May 2, 2009 Frank Pope
The giant, spiralling rubbish dump between Hawaii and Alaska is an indictment of human wastefulness but also a challenge to human ingenuity
Mr McGuire: I want to say one word to you.
Just one word.
Benjamin: Yes, sir.
Mr McGuire: Are you listening?
Benjamin: Yes, I am.
Mr McGuire: Plastics.
In the 42 years since Dustin Hoffman, as Benjamin, received this careers advice in The Graduate, the plastics industry has expanded as only Mr McGuire can have imagined. It now produces the raw material for billions of tonnes of toys, bags, bottles, packaging, furniture and other consumer ephemera each year. But in those four decades none of this plastic has fully biodegraded, and at least six million tonnes of it now spins slowly on its own axis in a patch of the northeastern Pacific whose size is conservatively put at twice the size of Texas.
Next month a flotilla of research vessels, Project Kaisei, will set out from San Francisco to investigate potential ways of cleaning up this plastic and even converting it to fuel. Insofar as consumers are also responsible citizens, they are to blame for the oceanic blot through which these ships will sail. This expedition deserves their attention and support.
When the so-called plastic vortex was discovered in 1997 by Charles Moore, an oceanographer and yachtsman, a sense of unreality clung to reports of the huge expanse of man-made debris that he described. It took him a week to sail through. “As I gazed from the deck over the surface of what should have been pristine ocean I was confronted, as far as the eye could see, by the sight of plastic,” he wrote.
Like the Atlantis of legend, much of the plastic was semi-submerged and hard to photograph from satellites. Unlike Atlantis, it was unquestionably there. Though bypassed until then by most of the world's shipping because it lay in the Pacific's windless “horse latitudes”, it has since been extensively photographed by surface vessels, and its existence has been explained by a system of currents known as the North Pacific Gyre. The UN now estimates that the gyre's waters contain more than 20 times as much plastic as the global average. Rubbish-strewn high-water marks on the North Pacific's remotest islands are the supporting evidence. Marcus Eriksen, a Californian environmentalist who last year floated through the vortex on a raft made from plastic bottles, has said that he does not believe it can be cleaned up. He may be right. It is hard to envisage the international community mustering the necessary co-operation, in which case the best that can be hoped for is to stop the vortex growing.

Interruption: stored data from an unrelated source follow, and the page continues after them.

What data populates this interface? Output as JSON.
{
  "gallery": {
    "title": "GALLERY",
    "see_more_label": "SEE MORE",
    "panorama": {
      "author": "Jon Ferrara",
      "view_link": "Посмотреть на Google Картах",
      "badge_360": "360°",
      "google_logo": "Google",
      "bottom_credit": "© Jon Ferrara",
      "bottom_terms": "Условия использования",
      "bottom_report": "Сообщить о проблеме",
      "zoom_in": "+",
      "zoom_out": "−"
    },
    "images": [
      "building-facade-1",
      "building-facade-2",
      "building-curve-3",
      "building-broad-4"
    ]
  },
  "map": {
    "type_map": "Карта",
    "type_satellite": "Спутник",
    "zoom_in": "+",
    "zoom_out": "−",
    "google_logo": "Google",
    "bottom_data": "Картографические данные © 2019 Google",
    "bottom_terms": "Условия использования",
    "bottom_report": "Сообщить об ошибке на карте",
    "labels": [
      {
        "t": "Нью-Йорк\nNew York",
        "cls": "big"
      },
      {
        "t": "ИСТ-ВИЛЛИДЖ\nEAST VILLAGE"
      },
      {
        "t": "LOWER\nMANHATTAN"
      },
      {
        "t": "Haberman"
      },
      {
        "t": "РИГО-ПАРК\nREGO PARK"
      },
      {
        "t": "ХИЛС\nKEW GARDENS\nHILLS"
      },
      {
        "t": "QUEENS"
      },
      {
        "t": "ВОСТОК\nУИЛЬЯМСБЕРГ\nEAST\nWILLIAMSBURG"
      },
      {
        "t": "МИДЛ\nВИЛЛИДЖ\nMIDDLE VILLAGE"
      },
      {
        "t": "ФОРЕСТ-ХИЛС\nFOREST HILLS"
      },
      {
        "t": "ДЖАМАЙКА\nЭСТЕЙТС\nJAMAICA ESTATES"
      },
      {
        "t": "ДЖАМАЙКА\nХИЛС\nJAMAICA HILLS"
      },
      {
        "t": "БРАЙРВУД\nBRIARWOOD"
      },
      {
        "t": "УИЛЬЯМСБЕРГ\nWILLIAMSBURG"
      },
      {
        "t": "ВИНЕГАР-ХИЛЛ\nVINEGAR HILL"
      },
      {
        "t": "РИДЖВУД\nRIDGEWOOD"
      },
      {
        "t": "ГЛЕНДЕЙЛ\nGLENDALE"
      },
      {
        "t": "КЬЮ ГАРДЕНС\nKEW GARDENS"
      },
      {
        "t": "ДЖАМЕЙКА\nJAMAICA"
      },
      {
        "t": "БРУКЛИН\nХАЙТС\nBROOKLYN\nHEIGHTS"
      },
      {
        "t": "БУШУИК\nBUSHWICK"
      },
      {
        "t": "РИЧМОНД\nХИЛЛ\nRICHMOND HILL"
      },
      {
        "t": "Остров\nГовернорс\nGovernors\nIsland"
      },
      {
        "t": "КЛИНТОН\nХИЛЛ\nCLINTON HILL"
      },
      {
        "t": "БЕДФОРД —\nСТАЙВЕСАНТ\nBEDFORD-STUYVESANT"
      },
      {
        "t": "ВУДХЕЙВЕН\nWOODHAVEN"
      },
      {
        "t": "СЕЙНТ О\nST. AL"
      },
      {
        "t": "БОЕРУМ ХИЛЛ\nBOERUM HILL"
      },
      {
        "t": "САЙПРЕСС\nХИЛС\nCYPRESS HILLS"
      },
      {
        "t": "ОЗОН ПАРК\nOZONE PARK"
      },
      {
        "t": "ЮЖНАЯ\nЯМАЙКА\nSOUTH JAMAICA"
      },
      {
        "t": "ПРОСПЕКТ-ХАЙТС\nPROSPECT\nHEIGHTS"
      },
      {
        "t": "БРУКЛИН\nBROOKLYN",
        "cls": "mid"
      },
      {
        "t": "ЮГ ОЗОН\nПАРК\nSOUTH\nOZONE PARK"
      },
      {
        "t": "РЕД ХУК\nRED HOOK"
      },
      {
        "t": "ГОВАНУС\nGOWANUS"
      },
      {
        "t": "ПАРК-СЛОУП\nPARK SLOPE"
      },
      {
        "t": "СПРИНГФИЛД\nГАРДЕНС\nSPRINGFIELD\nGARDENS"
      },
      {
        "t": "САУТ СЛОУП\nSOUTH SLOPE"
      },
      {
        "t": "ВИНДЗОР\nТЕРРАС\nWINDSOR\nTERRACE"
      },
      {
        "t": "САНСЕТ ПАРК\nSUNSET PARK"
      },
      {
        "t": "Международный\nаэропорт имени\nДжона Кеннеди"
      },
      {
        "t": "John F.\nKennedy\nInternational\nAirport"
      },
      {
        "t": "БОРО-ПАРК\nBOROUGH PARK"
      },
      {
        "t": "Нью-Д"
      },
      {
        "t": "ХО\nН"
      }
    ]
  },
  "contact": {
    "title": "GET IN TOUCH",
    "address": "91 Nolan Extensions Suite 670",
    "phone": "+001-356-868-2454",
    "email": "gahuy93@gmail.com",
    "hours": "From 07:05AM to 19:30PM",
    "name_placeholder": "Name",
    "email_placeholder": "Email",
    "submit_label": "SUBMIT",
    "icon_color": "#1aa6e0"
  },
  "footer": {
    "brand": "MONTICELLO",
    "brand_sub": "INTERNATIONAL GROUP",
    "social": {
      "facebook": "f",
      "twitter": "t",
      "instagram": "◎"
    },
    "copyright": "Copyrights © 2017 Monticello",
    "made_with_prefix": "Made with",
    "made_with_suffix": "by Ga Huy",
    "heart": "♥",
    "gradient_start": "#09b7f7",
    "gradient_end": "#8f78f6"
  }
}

This would require a complete ban on the dumping of plastic waste at sea, especially by the cities of the Pacific rim. It would take the near-universal adoption of laws such as the Plastic Bag Reduction Act proposed last week in the US House of Representatives. And it would require a step change in the scale of plastics recycling. Humans use an estimated 85 million plastic bottles every three minutes. All of them could be recycled. Most end up in landfill or the oceans.
If national jurisdictions could prevent more plastic being added to the vortex, it would still fall to the ocean to pummel what is already there into submission. That could take centuries. Waves and currents can pull the plastic into pieces small enough for lantern fish to ingest and pass up the oceanic food chain, but they cannot break it down completely.
It is this bleak outlook that has galvanised Project Kaisei to aim higher. It hopes to collect 40 tonnes of plastic rubbish with special nets designed not to catch fish, and convert most of it to diesel fuel. On an industrial scale, that might even appeal to Mr McGuire.